More than 600,000 Rohingya are languishing in Bangladeshi refugee camps after fleeing a brutal Myanmar army campaign launched in late August.
The UN says the scorched-earth operation, which has left hundreds of villages burned to ash in northern Rakhine state, amounts to ethnic cleansing of the stateless minority.
But Myanmar's hardline army chief Min Aung Hlaing has steadfastly denied all allegations of abuse, insisting troops only targeted Rohingya insurgents.
Today he signalled repatriation of the Rohingya was a long way off, saying their return must first be accepted by ethnic Rakhine Buddhists -- many of whom loathe the Muslim minority and are accused of aiding soldiers in torching their homes.
"Emphasis must be placed on wish of local Rakhine ethnic people who are real Myanmar citizens. Only when local Rakhine ethnic people accept it, will all the people satisfy it (sic)," the statement, written in English, said on his Facebook page.
"It is impossible to accept the number of persons proposed by Bangladesh," the army statement said, after branding the refugees as "terrorists" who fled with their families.
The general's comments came a day after he met with US Secretary of State Rex Tillerson, who yesterday called on the army to support efforts to return "all refugees", adding that the reports of widespread atrocities by Myanmar's soldiers were "credible".

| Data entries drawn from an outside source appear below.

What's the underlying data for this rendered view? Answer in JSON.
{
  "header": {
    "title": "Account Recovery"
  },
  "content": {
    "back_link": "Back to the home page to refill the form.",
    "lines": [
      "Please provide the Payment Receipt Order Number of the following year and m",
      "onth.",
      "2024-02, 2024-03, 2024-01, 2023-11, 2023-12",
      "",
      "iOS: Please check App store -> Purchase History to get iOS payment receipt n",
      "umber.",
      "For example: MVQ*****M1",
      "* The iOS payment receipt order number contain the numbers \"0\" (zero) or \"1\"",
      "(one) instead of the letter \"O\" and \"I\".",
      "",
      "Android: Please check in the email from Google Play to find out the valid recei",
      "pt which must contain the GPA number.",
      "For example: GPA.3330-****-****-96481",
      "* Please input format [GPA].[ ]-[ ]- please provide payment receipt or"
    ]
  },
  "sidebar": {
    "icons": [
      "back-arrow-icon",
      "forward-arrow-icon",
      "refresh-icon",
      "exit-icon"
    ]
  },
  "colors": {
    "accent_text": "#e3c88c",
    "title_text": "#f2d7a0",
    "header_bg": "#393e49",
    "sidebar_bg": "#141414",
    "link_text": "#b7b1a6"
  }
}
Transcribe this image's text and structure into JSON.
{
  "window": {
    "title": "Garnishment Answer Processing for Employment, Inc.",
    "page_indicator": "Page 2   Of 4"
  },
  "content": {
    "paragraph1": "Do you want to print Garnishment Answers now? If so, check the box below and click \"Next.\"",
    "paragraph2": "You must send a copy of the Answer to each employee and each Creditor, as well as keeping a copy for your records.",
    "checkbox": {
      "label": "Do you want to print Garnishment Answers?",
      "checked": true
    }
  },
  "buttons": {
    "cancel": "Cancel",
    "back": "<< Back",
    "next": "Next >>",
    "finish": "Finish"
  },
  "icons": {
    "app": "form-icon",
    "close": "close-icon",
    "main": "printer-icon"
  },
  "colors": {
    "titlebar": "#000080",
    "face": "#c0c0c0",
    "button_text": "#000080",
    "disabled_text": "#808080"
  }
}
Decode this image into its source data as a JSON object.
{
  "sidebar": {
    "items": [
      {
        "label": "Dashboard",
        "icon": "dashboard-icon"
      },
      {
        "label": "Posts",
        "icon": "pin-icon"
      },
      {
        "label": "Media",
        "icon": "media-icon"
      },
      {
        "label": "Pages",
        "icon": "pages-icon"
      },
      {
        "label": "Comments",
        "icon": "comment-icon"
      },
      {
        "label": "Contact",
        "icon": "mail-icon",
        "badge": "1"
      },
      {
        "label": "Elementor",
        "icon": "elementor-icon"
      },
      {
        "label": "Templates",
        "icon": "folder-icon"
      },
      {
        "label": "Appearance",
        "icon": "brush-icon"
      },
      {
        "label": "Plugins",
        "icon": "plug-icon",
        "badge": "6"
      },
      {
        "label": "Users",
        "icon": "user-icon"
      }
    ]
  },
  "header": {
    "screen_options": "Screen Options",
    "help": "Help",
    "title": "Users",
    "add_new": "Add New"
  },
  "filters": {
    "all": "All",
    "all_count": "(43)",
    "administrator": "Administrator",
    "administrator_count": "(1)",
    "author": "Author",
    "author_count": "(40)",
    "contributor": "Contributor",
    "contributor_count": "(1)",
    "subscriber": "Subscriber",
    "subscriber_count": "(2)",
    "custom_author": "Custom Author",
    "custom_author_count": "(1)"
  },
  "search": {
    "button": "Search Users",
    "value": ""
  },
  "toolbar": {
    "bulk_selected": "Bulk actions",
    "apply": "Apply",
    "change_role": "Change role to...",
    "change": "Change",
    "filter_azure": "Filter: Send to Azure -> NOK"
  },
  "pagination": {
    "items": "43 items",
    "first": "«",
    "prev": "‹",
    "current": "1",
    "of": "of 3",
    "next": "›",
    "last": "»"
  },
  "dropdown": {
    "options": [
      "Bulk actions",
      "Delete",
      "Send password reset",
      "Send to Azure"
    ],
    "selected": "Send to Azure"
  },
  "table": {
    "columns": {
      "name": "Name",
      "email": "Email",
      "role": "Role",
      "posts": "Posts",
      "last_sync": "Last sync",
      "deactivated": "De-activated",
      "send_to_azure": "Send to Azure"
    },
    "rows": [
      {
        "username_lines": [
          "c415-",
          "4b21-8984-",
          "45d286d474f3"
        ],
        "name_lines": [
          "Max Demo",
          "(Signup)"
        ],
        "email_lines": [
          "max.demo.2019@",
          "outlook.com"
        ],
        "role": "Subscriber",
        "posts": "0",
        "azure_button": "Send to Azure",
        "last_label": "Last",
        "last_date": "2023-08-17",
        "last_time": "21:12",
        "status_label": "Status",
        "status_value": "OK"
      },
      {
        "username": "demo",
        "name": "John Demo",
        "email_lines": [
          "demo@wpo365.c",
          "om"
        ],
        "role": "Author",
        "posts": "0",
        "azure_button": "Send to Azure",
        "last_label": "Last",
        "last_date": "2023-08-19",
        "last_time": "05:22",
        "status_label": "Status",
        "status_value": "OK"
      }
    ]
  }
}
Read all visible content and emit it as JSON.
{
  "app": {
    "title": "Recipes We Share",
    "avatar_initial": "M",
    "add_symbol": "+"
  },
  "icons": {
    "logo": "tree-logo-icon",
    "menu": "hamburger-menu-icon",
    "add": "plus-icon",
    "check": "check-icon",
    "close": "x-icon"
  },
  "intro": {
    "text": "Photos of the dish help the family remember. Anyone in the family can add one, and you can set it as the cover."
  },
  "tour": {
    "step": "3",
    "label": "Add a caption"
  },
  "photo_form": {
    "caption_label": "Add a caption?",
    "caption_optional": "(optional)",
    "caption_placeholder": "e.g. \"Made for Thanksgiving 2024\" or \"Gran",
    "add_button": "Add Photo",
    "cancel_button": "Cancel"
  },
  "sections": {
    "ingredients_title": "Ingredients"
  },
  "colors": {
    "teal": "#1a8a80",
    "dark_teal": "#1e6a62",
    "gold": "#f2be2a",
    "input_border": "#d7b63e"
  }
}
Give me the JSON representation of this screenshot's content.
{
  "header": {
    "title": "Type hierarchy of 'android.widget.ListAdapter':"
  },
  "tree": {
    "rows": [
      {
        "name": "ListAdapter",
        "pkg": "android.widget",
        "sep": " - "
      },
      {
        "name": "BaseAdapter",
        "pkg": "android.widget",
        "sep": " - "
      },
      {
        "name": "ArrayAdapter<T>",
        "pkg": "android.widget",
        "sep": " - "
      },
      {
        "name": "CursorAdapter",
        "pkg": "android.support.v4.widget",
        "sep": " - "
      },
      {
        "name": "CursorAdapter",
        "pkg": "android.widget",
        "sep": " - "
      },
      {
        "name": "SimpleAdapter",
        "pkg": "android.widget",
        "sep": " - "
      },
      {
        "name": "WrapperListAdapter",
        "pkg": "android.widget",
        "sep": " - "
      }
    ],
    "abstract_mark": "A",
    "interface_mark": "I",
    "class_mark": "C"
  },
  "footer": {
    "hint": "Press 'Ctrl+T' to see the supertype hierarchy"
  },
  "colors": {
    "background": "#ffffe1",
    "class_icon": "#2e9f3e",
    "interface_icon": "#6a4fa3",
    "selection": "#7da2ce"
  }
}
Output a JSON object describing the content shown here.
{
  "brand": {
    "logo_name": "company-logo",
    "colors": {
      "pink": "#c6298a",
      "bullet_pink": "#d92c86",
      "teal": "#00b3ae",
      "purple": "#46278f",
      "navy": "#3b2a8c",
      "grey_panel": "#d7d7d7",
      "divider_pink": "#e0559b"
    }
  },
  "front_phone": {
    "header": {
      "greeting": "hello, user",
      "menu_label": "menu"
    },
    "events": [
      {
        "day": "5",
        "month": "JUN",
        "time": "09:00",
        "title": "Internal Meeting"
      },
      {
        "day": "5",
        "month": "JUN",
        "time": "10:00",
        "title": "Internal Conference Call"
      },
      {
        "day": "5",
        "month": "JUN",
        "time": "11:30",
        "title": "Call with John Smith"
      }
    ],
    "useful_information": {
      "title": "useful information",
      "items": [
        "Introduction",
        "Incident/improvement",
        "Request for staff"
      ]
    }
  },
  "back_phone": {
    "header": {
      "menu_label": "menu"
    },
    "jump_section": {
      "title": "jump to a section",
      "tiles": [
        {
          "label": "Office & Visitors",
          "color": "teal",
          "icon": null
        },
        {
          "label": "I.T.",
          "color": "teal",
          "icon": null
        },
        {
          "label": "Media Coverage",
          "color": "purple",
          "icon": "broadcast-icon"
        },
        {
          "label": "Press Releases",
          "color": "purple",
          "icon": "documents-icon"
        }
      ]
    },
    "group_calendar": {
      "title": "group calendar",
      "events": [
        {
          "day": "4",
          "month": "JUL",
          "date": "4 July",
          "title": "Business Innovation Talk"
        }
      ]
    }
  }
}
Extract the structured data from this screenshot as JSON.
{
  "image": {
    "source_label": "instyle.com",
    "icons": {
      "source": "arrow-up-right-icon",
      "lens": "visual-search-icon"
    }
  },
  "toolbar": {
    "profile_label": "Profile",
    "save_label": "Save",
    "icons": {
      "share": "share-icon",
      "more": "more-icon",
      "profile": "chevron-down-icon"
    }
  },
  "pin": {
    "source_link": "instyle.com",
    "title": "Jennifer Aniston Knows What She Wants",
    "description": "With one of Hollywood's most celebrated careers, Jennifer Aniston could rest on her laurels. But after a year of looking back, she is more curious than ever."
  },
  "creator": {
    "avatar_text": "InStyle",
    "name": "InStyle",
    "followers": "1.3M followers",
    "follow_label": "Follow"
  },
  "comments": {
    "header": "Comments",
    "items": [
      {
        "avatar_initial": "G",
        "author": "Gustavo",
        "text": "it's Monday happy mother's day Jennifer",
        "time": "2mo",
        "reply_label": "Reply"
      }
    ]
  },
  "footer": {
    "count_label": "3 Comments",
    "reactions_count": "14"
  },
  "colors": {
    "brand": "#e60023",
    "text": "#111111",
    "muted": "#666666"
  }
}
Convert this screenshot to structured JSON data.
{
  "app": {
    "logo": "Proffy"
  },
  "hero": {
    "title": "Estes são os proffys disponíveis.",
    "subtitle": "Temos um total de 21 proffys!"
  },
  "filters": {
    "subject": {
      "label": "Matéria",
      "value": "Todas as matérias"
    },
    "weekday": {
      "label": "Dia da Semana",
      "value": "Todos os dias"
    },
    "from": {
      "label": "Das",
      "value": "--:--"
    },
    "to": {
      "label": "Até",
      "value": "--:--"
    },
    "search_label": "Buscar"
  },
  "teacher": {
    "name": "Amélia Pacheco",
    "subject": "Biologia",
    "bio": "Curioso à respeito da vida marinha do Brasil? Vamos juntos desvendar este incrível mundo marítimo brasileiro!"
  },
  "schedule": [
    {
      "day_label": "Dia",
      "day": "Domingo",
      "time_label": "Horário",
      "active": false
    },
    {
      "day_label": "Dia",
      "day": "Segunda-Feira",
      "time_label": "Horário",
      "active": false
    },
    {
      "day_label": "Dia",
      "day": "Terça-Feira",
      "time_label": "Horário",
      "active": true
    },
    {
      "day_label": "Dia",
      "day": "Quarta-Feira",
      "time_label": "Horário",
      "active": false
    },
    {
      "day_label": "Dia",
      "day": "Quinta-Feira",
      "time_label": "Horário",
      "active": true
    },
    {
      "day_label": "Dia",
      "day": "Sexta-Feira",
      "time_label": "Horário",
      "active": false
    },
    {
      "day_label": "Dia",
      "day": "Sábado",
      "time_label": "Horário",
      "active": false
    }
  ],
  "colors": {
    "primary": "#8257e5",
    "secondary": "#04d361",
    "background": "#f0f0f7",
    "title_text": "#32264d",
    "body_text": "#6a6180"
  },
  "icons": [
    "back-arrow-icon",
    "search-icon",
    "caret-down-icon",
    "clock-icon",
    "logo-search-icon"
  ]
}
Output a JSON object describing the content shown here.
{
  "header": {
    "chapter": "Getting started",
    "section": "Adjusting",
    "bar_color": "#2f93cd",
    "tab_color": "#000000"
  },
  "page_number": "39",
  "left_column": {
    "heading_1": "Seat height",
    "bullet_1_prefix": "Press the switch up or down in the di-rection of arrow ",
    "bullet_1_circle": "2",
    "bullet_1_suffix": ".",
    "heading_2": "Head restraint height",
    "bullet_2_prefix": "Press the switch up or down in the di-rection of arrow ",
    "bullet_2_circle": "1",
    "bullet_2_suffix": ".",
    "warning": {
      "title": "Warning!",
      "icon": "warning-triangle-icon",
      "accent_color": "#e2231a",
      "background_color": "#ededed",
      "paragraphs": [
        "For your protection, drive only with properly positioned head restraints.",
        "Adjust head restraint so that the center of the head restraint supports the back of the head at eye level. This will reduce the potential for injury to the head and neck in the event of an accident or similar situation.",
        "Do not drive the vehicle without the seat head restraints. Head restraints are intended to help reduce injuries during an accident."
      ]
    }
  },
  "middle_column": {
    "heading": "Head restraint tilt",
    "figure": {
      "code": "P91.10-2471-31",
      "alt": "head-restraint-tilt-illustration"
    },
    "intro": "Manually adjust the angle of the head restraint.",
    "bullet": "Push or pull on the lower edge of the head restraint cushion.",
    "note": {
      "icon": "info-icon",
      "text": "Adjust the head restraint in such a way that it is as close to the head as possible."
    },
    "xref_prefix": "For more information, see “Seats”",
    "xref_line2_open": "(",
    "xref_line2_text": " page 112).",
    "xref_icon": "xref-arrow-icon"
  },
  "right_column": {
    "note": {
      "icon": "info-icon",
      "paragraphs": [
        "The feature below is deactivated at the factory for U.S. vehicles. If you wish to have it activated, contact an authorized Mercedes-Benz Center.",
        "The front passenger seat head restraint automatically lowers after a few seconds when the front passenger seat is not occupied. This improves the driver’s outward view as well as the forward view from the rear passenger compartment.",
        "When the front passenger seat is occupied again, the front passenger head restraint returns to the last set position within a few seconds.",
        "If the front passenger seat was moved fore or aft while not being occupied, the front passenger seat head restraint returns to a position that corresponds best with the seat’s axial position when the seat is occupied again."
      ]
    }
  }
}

Questions are mounting over how many Rohingya will be allowed to return, where they will live after they homes have been burned down and how they will coexist peacefully among ethnic Rakhine neighbours.
Tensions between the two groups have simmered for years, erupting into bouts of bloodshed in 2012 that pushed more than 100,000 Rohingya into grim displacement camps.
The Muslim minority has for years suffered under discrimination from a government that denies them citizenship and severely restricts their access to work, healthcare and education.